Basketball Teams with Most Loyal Fans
NBA & WNBA
Introduction
People often spend a lot of their free time watching sports, but certain teams often get more viewership than others. We want to dive deep into the fan loyalty, specifically basketball.
Due to historical events, there have been viewer trends that have affected which sports, male and female, have been broadcast more. Our main motivation is to understand which teams have the most loyal fans by looking at the game viewership and winning streaks.
For example: We know that the Eagles football (Go EAGLES!) team has a very loyal fan base, and we are interested in investigating the same for basketball.
There are a number of factors that qualify fans as loyal or not, game scores, fan attendance, and team details. Through the analysis below we find that there are more loyal fans than others in both the NBA and WNBA, some being more or less surprising.
Research Question
Main: Which NBA and WNBA teams have the most loyal fan bases?
Sub questions:
How has attendance changed over time in both the NBA and WNBA?
How does each team’s attendance compare to the league average?
How do NBA and WNBA teams rank in terms of fan loyalty between 2000–2021?
Do fans show up regardless of team performance, or is attendance tied closely to win percentage?
Data Sources
NBA Database:
This data set contains all sorts of data about NBA games like teams, game info, player stats, draft history, and play by plays. The information dates back to 1946 to 2023. The original data source was the NBA Stats whereas the data file used was posted on this Kaggle Page.

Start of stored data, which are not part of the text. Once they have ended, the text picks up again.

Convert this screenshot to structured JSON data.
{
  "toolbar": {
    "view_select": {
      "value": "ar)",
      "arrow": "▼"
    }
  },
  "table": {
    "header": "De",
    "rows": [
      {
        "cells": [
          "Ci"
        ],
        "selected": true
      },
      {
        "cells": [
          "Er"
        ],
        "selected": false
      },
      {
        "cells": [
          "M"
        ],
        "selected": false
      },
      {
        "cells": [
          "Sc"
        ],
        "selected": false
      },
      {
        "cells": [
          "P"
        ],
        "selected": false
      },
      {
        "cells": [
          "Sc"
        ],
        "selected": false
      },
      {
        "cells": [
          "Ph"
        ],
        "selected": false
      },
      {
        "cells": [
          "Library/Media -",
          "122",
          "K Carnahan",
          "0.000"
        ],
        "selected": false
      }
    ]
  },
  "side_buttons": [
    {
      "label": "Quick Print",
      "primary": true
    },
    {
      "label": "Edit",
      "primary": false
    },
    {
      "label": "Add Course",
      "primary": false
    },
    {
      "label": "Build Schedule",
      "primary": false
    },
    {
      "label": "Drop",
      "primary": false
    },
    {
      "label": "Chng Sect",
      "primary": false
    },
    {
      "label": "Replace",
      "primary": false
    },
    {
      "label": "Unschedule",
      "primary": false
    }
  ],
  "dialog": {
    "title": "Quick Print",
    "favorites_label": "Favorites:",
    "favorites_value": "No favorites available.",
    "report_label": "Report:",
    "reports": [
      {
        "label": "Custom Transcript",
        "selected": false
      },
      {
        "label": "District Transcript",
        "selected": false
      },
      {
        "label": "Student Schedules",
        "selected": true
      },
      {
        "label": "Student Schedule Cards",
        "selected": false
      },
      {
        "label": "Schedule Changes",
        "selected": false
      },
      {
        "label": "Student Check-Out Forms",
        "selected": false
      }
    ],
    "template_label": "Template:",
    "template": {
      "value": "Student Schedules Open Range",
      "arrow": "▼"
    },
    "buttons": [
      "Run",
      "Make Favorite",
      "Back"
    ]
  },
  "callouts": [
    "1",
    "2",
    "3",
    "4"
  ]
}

This data has been pre-processed from the original source.
The original data was collected using a Python3 script using the nba_api (https://github.com/swar/nba_api).
The data does not have missing values that may seem to be important but it however is not up to date, meaning the file goes up to the year of 2023.
The data is not biased, as it was sourced from the original source and not modified in any way, the Kaggle author just took the data from the website and put it into one zip file.
WNBA Database:
wnba-attendance-by-game:
This data set tracks WNBA game attendance from 1997 through 2024, listing attendance by team, season, and game. It provides a detailed view of how fan engagement has evolved over time, allowing for comparisons between teams, arenas, and historical periods. The data comes from a Kaggle dataset originally compiled by user Mayzie Hunter, who aggregated attendance figures from multiple reliable sports sources, including ESPN and Basketball Reference.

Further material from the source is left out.